Getting paid to dole out advice was easier said than done, and we managed to bag our first project only in late 2002 for a small social fund called Tungari Manohar Social Venture. It happened when on an Ahmedabad-Mumbai flight I bumped into a man, who wanted to start a fund and make a social impact. From this project, we earned Rs 12 lakh in six months. However, by 2003, we were almost bankrupt. At this point, the company was still a two-person show.Ironically, it was free advice that bailed us out.

In December 2003, Vijay Mahajan, a friend and ex-colleague from IIM-A, suggested I foray into advisory services for microfinance. That’s just what I did, and the tide turned. In March 2004, we got our first client in microfinance through references. It was a Website for World Bank Microfinancegateway.org. That year the company raked in Rs 30 lakh and our turnover was Rs 50 lakh.

The same year, Intellecap got its co-founders.
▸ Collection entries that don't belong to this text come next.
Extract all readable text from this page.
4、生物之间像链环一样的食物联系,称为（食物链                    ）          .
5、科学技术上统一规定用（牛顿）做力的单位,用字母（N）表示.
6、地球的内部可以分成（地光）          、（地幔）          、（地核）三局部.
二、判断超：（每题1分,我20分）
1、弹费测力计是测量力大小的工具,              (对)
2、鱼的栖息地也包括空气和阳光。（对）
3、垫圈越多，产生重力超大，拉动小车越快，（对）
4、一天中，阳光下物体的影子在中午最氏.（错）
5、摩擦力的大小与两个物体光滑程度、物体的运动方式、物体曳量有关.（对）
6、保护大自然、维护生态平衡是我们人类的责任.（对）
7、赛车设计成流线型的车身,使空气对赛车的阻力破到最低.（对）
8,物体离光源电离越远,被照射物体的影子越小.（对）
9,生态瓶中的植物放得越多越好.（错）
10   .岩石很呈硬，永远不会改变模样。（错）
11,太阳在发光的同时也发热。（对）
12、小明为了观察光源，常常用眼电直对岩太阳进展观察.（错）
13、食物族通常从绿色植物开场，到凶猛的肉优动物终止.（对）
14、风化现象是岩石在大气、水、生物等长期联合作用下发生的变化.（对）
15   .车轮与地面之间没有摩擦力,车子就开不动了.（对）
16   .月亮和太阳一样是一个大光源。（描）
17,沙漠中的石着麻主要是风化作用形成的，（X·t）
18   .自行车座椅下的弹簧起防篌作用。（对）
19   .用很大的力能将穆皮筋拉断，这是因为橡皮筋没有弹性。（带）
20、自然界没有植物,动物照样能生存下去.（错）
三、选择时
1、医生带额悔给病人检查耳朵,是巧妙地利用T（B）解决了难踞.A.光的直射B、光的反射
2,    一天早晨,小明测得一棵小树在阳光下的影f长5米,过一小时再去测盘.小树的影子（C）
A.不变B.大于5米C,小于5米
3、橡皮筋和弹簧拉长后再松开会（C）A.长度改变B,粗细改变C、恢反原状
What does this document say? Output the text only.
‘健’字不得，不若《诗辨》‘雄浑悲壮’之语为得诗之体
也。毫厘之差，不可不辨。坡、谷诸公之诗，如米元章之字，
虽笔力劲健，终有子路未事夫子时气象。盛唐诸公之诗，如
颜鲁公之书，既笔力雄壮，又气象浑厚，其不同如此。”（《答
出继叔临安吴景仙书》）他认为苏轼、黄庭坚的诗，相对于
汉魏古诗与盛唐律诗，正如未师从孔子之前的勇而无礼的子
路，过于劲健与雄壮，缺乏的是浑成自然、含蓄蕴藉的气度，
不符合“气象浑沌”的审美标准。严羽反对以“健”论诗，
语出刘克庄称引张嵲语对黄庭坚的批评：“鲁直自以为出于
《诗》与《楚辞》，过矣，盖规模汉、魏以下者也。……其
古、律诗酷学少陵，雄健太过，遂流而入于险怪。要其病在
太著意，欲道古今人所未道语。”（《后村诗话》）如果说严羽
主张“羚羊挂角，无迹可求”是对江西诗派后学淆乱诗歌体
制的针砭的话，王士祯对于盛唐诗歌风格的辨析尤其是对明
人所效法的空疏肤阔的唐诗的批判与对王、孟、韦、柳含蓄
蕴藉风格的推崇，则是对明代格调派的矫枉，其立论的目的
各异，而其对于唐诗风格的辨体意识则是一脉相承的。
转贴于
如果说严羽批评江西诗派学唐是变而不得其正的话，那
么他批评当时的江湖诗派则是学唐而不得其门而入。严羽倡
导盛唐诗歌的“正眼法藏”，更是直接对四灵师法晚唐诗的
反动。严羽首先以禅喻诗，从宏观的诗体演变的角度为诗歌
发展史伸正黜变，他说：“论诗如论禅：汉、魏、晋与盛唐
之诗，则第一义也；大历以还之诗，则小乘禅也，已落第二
Aparajita Agarwal, whom I knew from my IIFM days, joined in late 2004, along with Anurag Agarwal from TA Pai Management Institute, Manipal. In 2005-6, Shree Ravindranath, also from IIFM, Manju Mary George from the Institute of Rural Management, Anand , and Atreya Royarpalou, an IIT-ISB alumnus, came on board. This core group introduced fresh vision, our advice was branded valuable and we earned Rs 1.5 crore in 2005-6.

The next milestone came in October 2007, when the company received an equity investment of about $8.4 million (Rs 42 crore) from Legatum Global Development, a Dubai- and London-based private firm, which invests in microfinance initiatives and had hired us to work for them earlier. After 18 months of negotiations, we received the funds and used much of these to set up infrastructure and recruit people.

Till 2008, microfinance institutions remained our strong point, but then we started focusing on social sectors like organic agriculture, health, education, etc. Today Intellecap has four more firms-Intellecash (2009), a non-banking microfinance firm; Intellecap Inc (2009), a US-based subsidiary; Intellecap Software Technologies (2011), a technology solutions company, and Intellecap Growth Finance (2011), a non-banking finance company focussing on small and medium enterprises. Recently, we shifted our head office from Mumbai to Hyderabad to maximise cost efficiency. Our short-term goal is to acquire a subsidiary of a UK company and then have a footprint across the globe. We also want to generate a turnover of Rs 100 crore in the next three years.